Designing Mobile Applications for Endangered Languages

TitleDesigning Mobile Applications for Endangered Languages
Publication TypeBook Chapter
Year of Publication2018
AuthorsBird, S.
Published inThe Oxford Handbook of Endangered Languages
ISBN Number9780190610029
Abstract

Speakers of the world’s endangered languages are rapidly gaining access to broadband internet on mobile devices. Meanwhile, social mobile technologies continue to transform the way people work together. I believe that conditions are ripe for the development of a new generation of software for endangered languages. This software will enable new ways for linguists to collaborate with speakers in ancestral homelands and worldwide diasporas to produce high-quality large-scale documentation.
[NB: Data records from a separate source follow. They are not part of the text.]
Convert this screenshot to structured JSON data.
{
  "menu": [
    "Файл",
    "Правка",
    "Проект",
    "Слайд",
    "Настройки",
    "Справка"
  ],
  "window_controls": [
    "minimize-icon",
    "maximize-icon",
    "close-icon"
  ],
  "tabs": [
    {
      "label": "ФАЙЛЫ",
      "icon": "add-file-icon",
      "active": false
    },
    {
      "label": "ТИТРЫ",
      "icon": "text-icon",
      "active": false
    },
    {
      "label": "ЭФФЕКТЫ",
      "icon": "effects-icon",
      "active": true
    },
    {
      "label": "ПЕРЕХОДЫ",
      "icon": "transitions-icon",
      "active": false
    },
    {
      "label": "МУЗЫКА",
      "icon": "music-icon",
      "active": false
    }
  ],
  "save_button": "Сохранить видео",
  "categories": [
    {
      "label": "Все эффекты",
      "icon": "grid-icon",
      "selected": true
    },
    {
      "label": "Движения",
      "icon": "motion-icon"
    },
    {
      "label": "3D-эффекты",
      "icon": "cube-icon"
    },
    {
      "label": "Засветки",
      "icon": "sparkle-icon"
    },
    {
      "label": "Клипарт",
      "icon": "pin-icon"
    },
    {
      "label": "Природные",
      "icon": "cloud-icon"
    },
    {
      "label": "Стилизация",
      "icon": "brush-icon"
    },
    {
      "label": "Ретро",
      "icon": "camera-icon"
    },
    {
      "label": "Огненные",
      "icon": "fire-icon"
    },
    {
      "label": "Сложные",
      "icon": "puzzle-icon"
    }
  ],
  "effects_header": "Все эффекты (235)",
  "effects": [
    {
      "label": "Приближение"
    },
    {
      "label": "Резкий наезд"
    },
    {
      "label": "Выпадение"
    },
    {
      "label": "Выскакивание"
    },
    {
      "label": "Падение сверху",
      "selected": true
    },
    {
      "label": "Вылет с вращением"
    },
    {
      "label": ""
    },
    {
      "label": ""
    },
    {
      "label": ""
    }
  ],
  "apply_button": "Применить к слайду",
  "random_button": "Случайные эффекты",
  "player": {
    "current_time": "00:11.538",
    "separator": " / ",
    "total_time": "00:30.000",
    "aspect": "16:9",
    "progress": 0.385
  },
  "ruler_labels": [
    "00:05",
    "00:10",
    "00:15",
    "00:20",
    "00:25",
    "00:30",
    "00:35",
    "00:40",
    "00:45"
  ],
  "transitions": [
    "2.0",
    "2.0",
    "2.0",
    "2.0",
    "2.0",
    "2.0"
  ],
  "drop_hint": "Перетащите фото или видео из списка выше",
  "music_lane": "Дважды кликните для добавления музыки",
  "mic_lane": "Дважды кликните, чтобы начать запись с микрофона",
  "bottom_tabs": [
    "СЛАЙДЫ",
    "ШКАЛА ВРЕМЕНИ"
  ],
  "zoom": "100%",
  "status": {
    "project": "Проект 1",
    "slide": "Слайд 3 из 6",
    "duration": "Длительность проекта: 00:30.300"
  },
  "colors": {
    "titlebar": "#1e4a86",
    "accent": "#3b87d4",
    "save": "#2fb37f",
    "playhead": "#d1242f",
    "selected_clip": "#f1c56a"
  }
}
This chapter sets out a conceptual framework and describes some concrete steps for designing mobile applications for endangered languages, recognizing the special challenges they present, such as reliance on oral materials, lack of established orthography, and lower digital literacy.

Acknowledgment

The work reported here was developed and refined with the help of participants in two workshops held in the Northern Institute at Charles Darwin University: Workshop on Technology and Wellbeing in the Top End (April 2016), and Keeping our Languages Strong: Workshop on Mobile Apps for Language Documentation (September 2016). I am grateful to Greg Wadley, John Hatton, Florian Hanke, and Mat Bettinson for conversations about the material presented here. This work has been funded by the Northern Research Futures Collaborative Research Network, the ARC Centre of Excellence in the Dynamics of Language, and by National Science Foundation Award 1464553 Language Induction meets Language Documentation: Leveraging bilingual aligned audio for learning and preserving languages.